Goodman channeled the unflagging optimism for a Cubs victory in “Go, Cubs, Go,” which contained just a slight wink of Randy Newman-esque irony in its proclamation, “Go, Cubs, go/go, Cubs, go, hey, Chicago, what do you say/The Cubs are gonna win today.”
That chorus has become a fixture at games in losing season after losing season in the 32 years since Goodman wrote it.
A year earlier, he’d introduced another song he’d written out of his and others’ undying affection for the team, “A Dying Cub Fan’s Last Request.” (This video of Goodman performing “A Dying Cub Fan’s Last Request” was shot on one of the rooftops at Wrigley Field.)

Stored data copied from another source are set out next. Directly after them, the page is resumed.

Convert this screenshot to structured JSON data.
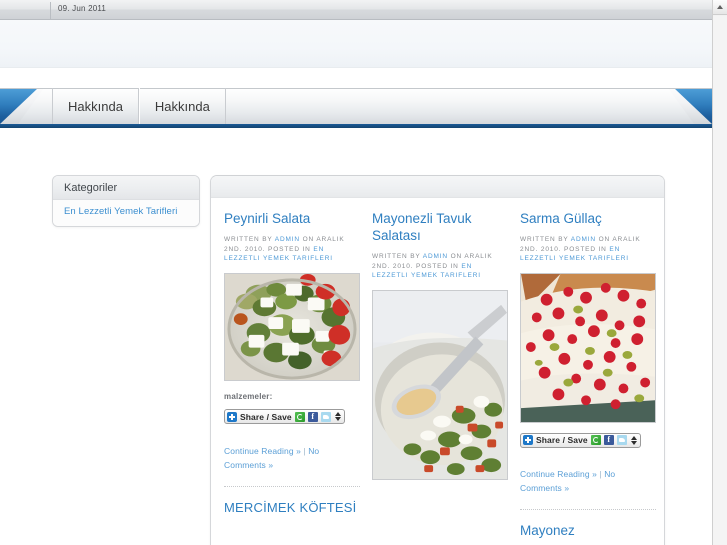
{
  "browser": {
    "tab_date": "09. Jun 2011",
    "scrollbar_up_icon": "triangle-up-icon"
  },
  "nav": {
    "items": [
      {
        "label": "Hakkında"
      },
      {
        "label": "Hakkında"
      }
    ]
  },
  "sidebar": {
    "widget_title": "Kategoriler",
    "links": [
      {
        "label": "En Lezzetli Yemek Tarifleri"
      }
    ]
  },
  "share_widget": {
    "label": "Share / Save",
    "plus_icon": "plus-icon",
    "sharethis_icon": "sharethis-icon",
    "facebook_icon": "facebook-icon",
    "facebook_glyph": "f",
    "twitter_icon": "twitter-icon",
    "updown_icon": "up-down-arrows-icon"
  },
  "posts": {
    "col1": [
      {
        "title": "Peynirli Salata",
        "meta_prefix": "Written by ",
        "meta_author": "admin",
        "meta_mid": " on Aralık 2nd. 2010. Posted in ",
        "meta_category": "En Lezzetli Yemek Tarifleri",
        "image_alt": "peynirli-salata-photo",
        "ingredients_label": "malzemeler:",
        "read_more": "Continue Reading »",
        "separator": " | ",
        "comments": "No Comments »"
      },
      {
        "title": "MERCİMEK KÖFTESİ"
      }
    ],
    "col2": [
      {
        "title": "Mayonezli Tavuk Salatası",
        "meta_prefix": "Written by ",
        "meta_author": "admin",
        "meta_mid": " on Aralık 2nd. 2010. Posted in ",
        "meta_category": "En Lezzetli Yemek Tarifleri",
        "image_alt": "mayonezli-tavuk-salatasi-photo"
      }
    ],
    "col3": [
      {
        "title": "Sarma Güllaç",
        "meta_prefix": "Written by ",
        "meta_author": "admin",
        "meta_mid": " on Aralık 2nd. 2010. Posted in ",
        "meta_category": "En Lezzetli Yemek Tarifleri",
        "image_alt": "sarma-gullac-photo",
        "read_more": "Continue Reading »",
        "separator": " | ",
        "comments": "No Comments »"
      },
      {
        "title": "Mayonez"
      }
    ]
  },
  "colors": {
    "link_blue": "#3c8fd0",
    "title_blue": "#2f7fc0",
    "nav_blue": "#2f7dbd",
    "meta_grey": "#8a8d91"
  }
}
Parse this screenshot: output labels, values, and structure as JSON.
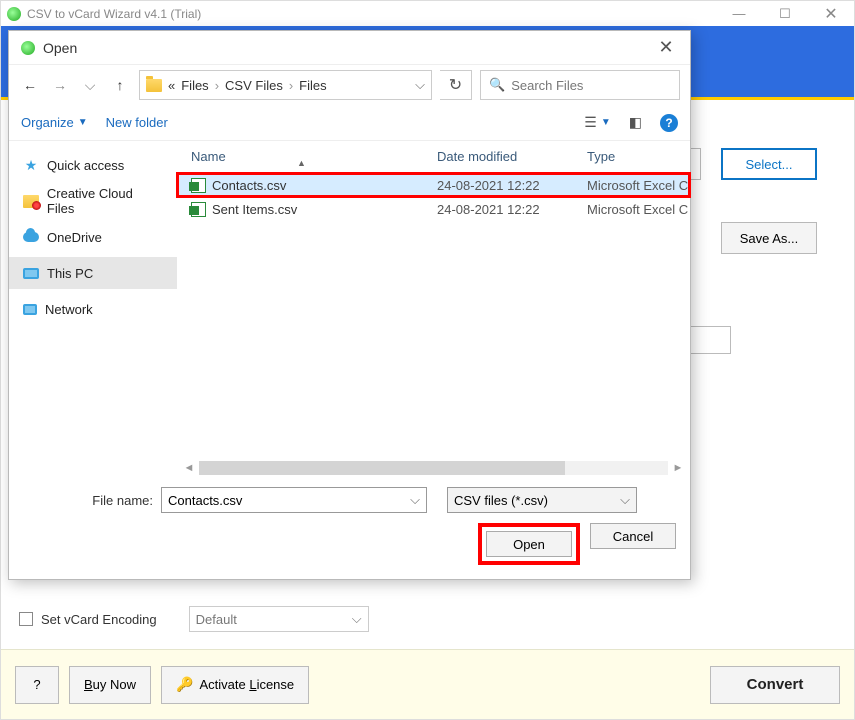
{
  "app": {
    "title": "CSV to vCard Wizard v4.1 (Trial)"
  },
  "main": {
    "select_btn": "Select...",
    "saveas_btn": "Save As...",
    "encoding_label": "Set vCard Encoding",
    "encoding_value": "Default",
    "help_btn": "?",
    "buy_btn_prefix": "B",
    "buy_btn_rest": "uy Now",
    "activate_btn_prefix": "Activate ",
    "activate_btn_u": "L",
    "activate_btn_rest": "icense",
    "convert_btn": "Convert"
  },
  "dlg": {
    "title": "Open",
    "back_enabled": true,
    "breadcrumb": {
      "prefix": "«",
      "parts": [
        "Files",
        "CSV Files",
        "Files"
      ]
    },
    "search_placeholder": "Search Files",
    "organize": "Organize",
    "new_folder": "New folder",
    "help_glyph": "?",
    "sidebar": [
      {
        "label": "Quick access",
        "icon": "star"
      },
      {
        "label": "Creative Cloud Files",
        "icon": "cc"
      },
      {
        "label": "OneDrive",
        "icon": "cloud"
      },
      {
        "label": "This PC",
        "icon": "pc",
        "selected": true
      },
      {
        "label": "Network",
        "icon": "net"
      }
    ],
    "columns": {
      "name": "Name",
      "date": "Date modified",
      "type": "Type"
    },
    "files": [
      {
        "name": "Contacts.csv",
        "date": "24-08-2021 12:22",
        "type": "Microsoft Excel C",
        "selected": true,
        "highlight": true
      },
      {
        "name": "Sent Items.csv",
        "date": "24-08-2021 12:22",
        "type": "Microsoft Excel C"
      }
    ],
    "filename_label": "File name:",
    "filename_value": "Contacts.csv",
    "filetype_value": "CSV files (*.csv)",
    "open_btn": "Open",
    "cancel_btn": "Cancel"
  }
}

The humor-laced song combined Goodman’s love of the national pastime with his real-life battle with leukemia, which at the time he’d been fighting for more than a decade, and outlined a scenario to be played out upon his death:
Make six bullpen pitchers, carry my coffin
And six ground keepers clear my path
Have the umpires bark me out at every base
In all their holy wrath
It’s a beautiful day for a funeral, Hey Ernie let’s play two!
Somebody go get Jack Brickhouse to come back,
And conduct just one more interview
Then he added this witty kicker to his talking-blues-like narrative:
He said, “I’ve got season tickets to watch the Angels now
So it’s just what I’m going to do”
He said, “But you the living, you’re stuck here with the Cubs,
So it’s me that feels sorry for you!”
In the final years of his life, Goodman and his wife, Nancy, moved to Huntington Beach, and he played often in Southland clubs, often accompanied by the great bluegrass mandolinist Jethro Burns, of Homer & Jethro fame.
After Goodman’s death in 1984, friends organized an all-star tribute concert at the Pacific Amphitheatre in Costa Mesa that featured Jackson Browne, Steve Martin, George Carlin, John Prine, Jimmy Buffett, Emmylou Harris, Willie Nelson, Randy Newman, Rosanne Cash, Jethro Burns, J.D. Souther, Martin Mull and dozens of others.
As emcee Mull put it that night, “All you have to do is put $2- or $3-million worth of talent on a stage and people respond to it.”